Bitcoin’s core network of developers are considering killing off BRC-20 tokens that have led to record levels of fees and congestion on the Bitcoin blockchain.
On May 9, the seven-day moving average for transactions on the Bitcoin network hit an all-time high of 539,000 according to data from Bitinfocharts. Industry watchers attribute this heightened level of network activity to the emergence of the BRC-20 token standard and its use for the minting and trading of memecoins on the Ordinals Protocol.
BRC-20 tokens surpassed $1 billion in market cap on Tuesday and saw more than $200 million in trading volume over the last 24-hours. However, the uptick in activity around these tokens has likely contributed to the 394,000 transactions currently pending confirmation on the mempool.

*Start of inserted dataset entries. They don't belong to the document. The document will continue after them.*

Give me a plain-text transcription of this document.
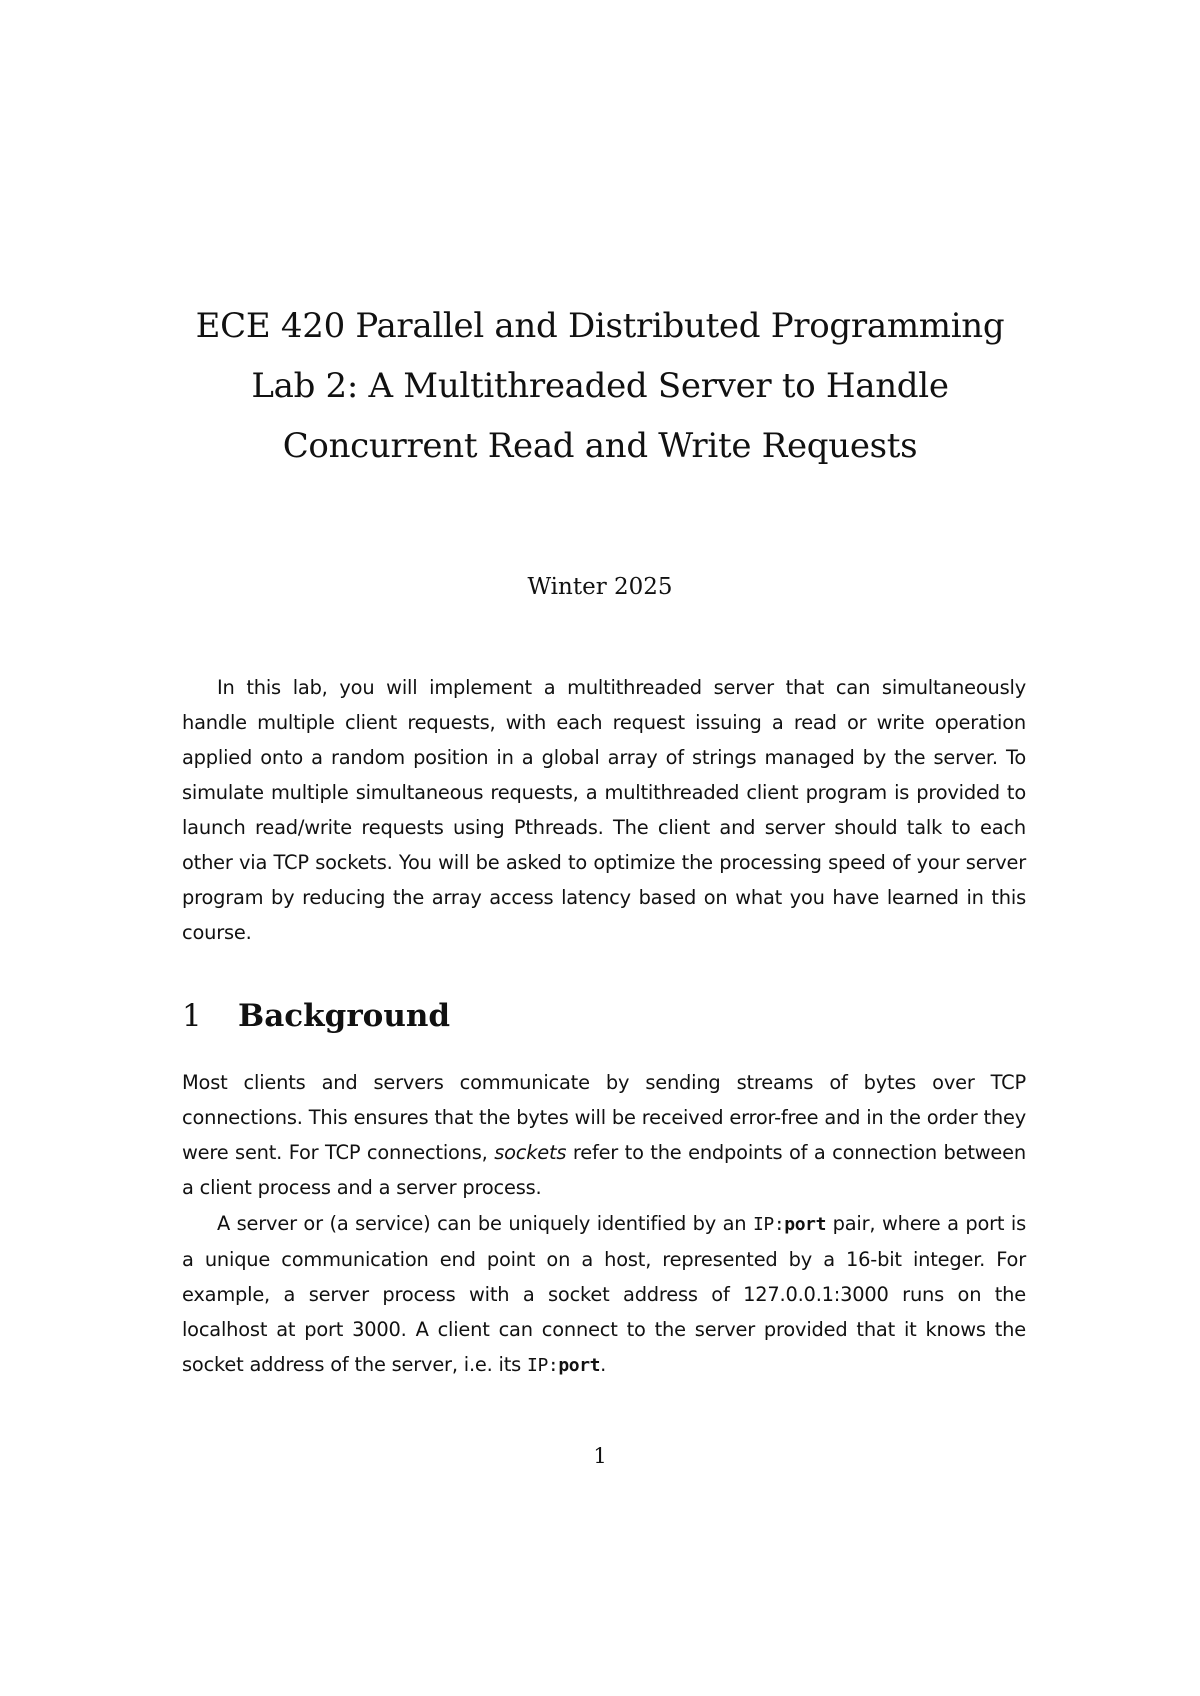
ECE 420 Parallel and Distributed Programming
Lab 2: A Multithreaded Server to Handle
Concurrent Read and Write Requests
Winter 2025

In this lab, you will implement a multithreaded server that can simultaneously handle multiple client requests, with each request issuing a read or write operation applied onto a random position in a global array of strings managed by the server. To simulate multiple simultaneous requests, a multithreaded client program is provided to launch read/write requests using Pthreads. The client and server should talk to each other via TCP sockets. You will be asked to optimize the processing speed of your server program by reducing the array access latency based on what you have learned in this course.

1 Background

Most clients and servers communicate by sending streams of bytes over TCP connections. This ensures that the bytes will be received error-free and in the order they were sent. For TCP connections, sockets refer to the endpoints of a connection between a client process and a server process.

A server or (a service) can be uniquely identified by an IP:port pair, where a port is a unique communication end point on a host, represented by a 16-bit integer. For example, a server process with a socket address of 127.0.0.1:3000 runs on the localhost at port 3000. A client can connect to the server provided that it knows the socket address of the server, i.e. its IP:port.

1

Transaction fees on Bitcoin have now surpassed the block reward earned by miners, with the average transaction fee sitting at $20.34 – a 788% increase over one year. The phenomenon has led some on-chain analysts to comment that Bitcoin is “under siege from BRC-20 ‘junk’ coins.”

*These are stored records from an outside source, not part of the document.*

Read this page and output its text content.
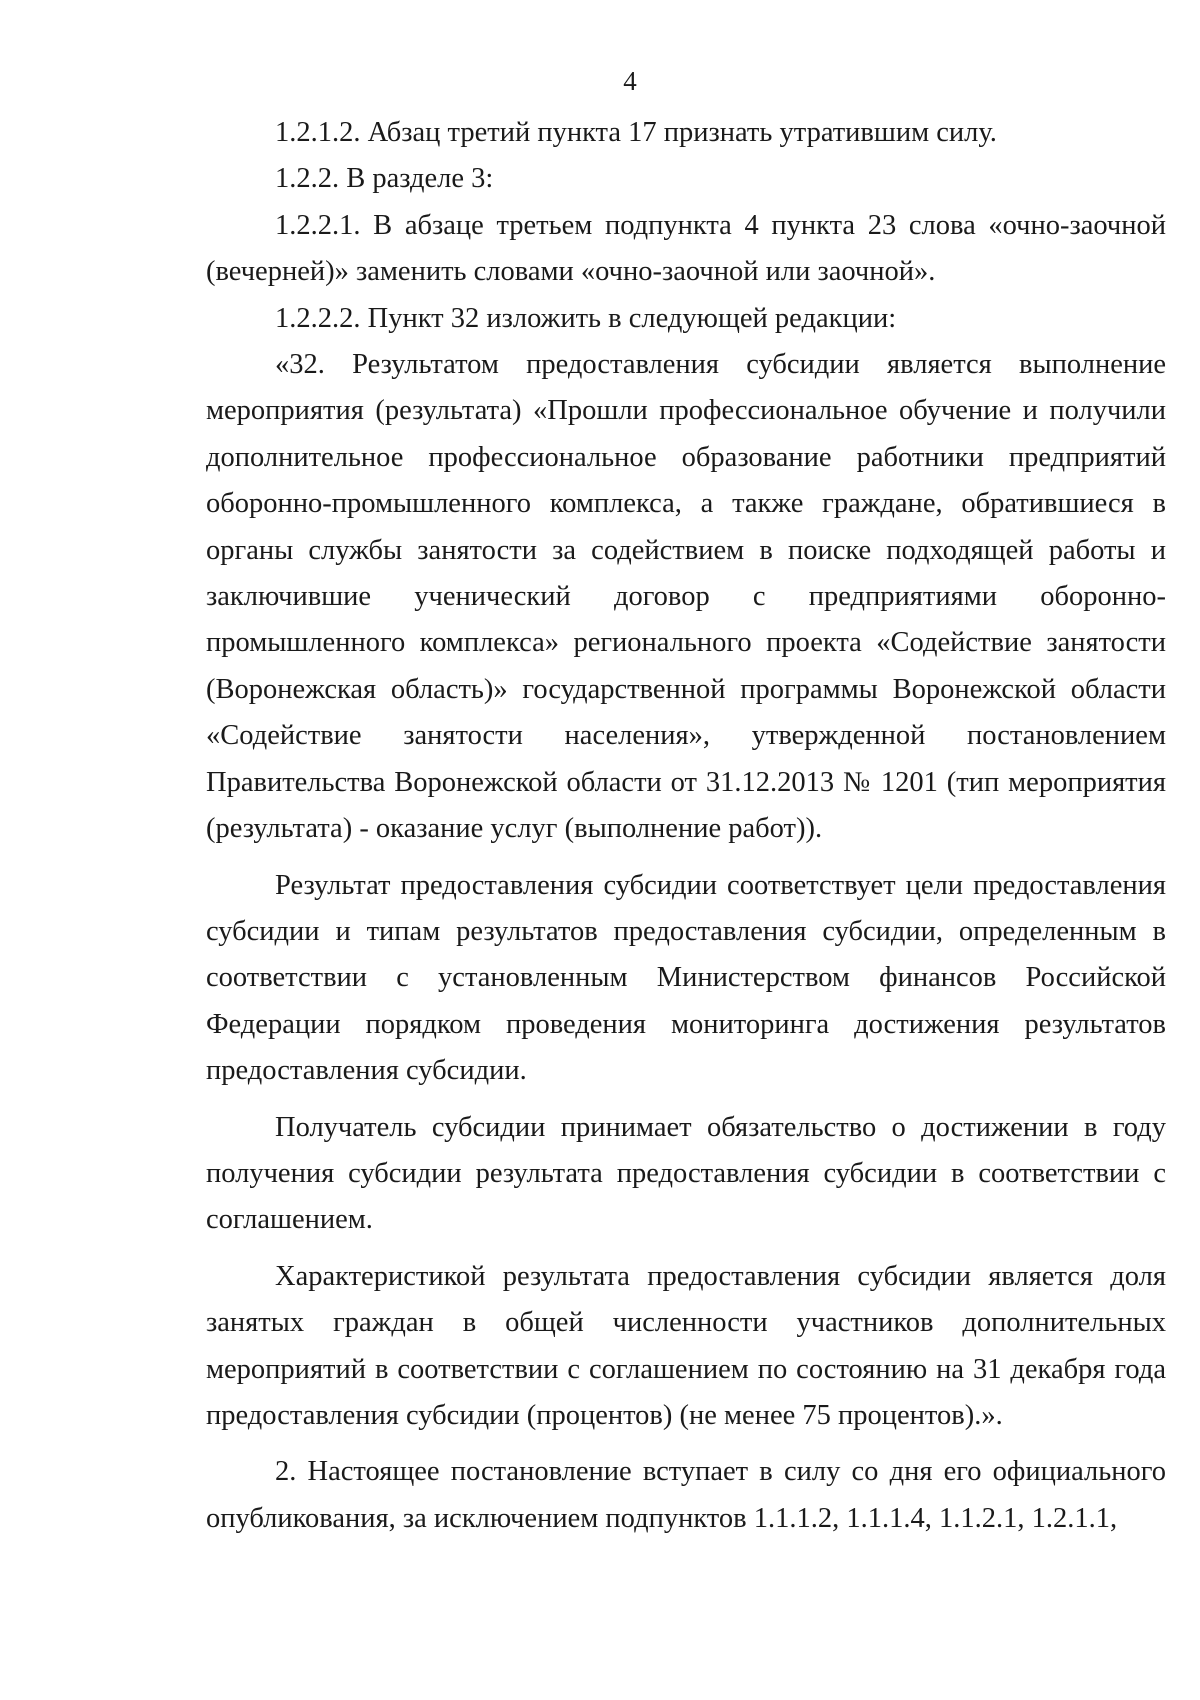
4

1.2.1.2. Абзац третий пункта 17 признать утратившим силу.

1.2.2. В разделе 3:

1.2.2.1. В абзаце третьем подпункта 4 пункта 23 слова «очно-заочной (вечерней)» заменить словами «очно-заочной или заочной».

1.2.2.2. Пункт 32 изложить в следующей редакции:

«32. Результатом предоставления субсидии является выполнение мероприятия (результата) «Прошли профессиональное обучение и получили дополнительное профессиональное образование работники предприятий оборонно-промышленного комплекса, а также граждане, обратившиеся в органы службы занятости за содействием в поиске подходящей работы и заключившие ученический договор с предприятиями оборонно-промышленного комплекса» регионального проекта «Содействие занятости (Воронежская область)» государственной программы Воронежской области «Содействие занятости населения», утвержденной постановлением Правительства Воронежской области от 31.12.2013 № 1201 (тип мероприятия (результата) - оказание услуг (выполнение работ)).

Результат предоставления субсидии соответствует цели предоставления субсидии и типам результатов предоставления субсидии, определенным в соответствии с установленным Министерством финансов Российской Федерации порядком проведения мониторинга достижения результатов предоставления субсидии.

Получатель субсидии принимает обязательство о достижении в году получения субсидии результата предоставления субсидии в соответствии с соглашением.

Характеристикой результата предоставления субсидии является доля занятых граждан в общей численности участников дополнительных мероприятий в соответствии с соглашением по состоянию на 31 декабря года предоставления субсидии (процентов) (не менее 75 процентов).».

2. Настоящее постановление вступает в силу со дня его официального опубликования, за исключением подпунктов 1.1.1.2, 1.1.1.4, 1.1.2.1, 1.2.1.1,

The situation has not gone unnoticed by Bitcoin core developers, who are considering taking action against BRC-20 transactions, even if that comes at the cost of enforcing censorship at the node level.
In a Bitcoin developer forum, Bitcoin core developer Ali Sherief proposed ways to address the issue at hand. One way to do this would be making changes to the Bitcoin codebase that would curtail the loophole that allowed these transactions to be created. Another way would be introducing a runtime-option that would delete all non-standard Taproot transactions – a category that BRC-20 falls under.
“I know that some people will have their criticisms about this… which is fine, but we need to find a solution for this that fits everyone’s common ground. We indirectly allowed this to happen, which previously wasn’t possible before. So we also have a responsibility to do something to ensure that this kind of congestion can never happen again using Taproot,” said Sherief.
Among the developers that supported the proposal, was core developer Luke Dashjr, who said that “action should have been taken months ago” and proposed using a script code like OP_RETURN to mark these transaction outputs as invalid.
“Since this is a bugfix, it doesn’t really even need to wait for a major release,” he said.
In February, Dashjr released a patch called “Ordisrespector” which filters out what he believes to be spam transactions from the Ordinals protocol and prevents them from entering the node mempool.